There is a growing tendency in Africa for people to believe that most o their ills are imported, that the real sources of their problems come from outside.
Another, but contradictory phenomenon is the belief that the solutions to our social ills can be imported.
I believe that most of our social ills are indigenous, that the primary sources of our problems are native , rooted in the social setup. The most effective solutions cannot be imported: they must be the result of deliberate reorganization of the resources available for tackling specific issues.
He then bemoans what he calls "Africans colonizing Africans" and laments that anti-revolutionary stance of young people on the continent.
You see this in the anti-gay sentiment: "Homosexuality is Un-African! Then let's use Christianity to combat it!"

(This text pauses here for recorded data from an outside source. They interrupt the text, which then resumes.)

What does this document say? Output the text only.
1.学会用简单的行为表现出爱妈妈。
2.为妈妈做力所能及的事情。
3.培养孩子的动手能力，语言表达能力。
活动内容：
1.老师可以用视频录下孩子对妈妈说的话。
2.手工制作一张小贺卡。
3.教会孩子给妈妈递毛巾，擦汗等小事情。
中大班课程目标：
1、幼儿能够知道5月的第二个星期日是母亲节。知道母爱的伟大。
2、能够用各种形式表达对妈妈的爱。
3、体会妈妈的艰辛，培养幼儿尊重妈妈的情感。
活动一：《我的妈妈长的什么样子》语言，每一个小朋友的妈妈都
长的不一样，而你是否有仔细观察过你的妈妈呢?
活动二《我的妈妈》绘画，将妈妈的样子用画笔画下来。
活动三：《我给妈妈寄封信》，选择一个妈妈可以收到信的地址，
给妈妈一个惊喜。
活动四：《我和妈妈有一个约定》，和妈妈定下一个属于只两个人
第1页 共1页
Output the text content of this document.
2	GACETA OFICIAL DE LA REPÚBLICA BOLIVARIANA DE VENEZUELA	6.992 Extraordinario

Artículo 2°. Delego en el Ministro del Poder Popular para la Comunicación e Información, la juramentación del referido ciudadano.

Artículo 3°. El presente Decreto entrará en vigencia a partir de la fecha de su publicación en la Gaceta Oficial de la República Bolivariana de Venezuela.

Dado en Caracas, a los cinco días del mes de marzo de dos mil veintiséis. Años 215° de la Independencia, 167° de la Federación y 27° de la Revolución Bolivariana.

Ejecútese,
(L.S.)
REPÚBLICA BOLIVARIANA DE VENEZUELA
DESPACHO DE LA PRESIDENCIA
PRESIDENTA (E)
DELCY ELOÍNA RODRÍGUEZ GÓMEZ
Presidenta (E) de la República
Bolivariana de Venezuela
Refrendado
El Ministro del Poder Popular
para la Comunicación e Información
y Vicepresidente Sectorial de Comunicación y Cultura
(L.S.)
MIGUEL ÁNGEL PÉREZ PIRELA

Same with growing our economies: "We need to grow our own economies and be self-sufficient! Let's use American and British money to do it!"
I'm more than a little freaked out that, once you take away the mention of trouble with the missionaries and his talk about dictatorships, this essay is still relevant. And this essay was written in 1967. Hell, even if you were to leave all that stuff in it'll still be relevant.
This is just one piece of writing. Wole Soyinka's Jero plays were written in the 1970s, and they were talking about swindler-churches. In 1970. I don't think Flora Nwapa's "Efuru," Ama Ata Aidoo's "No Sweetness Here," Buchi Emecheta's "Joys of Motherhood," or even Mariama Ba's "So Long a Letter" has been rendered anachronistic. I doubt that we can even say Fela's "Suffering and Smiling" belongs to another age. One of the most frustrating things, beyond looking at the open sore that is corruption and poverty, is knowing that we'll be talking about the same things for years to come.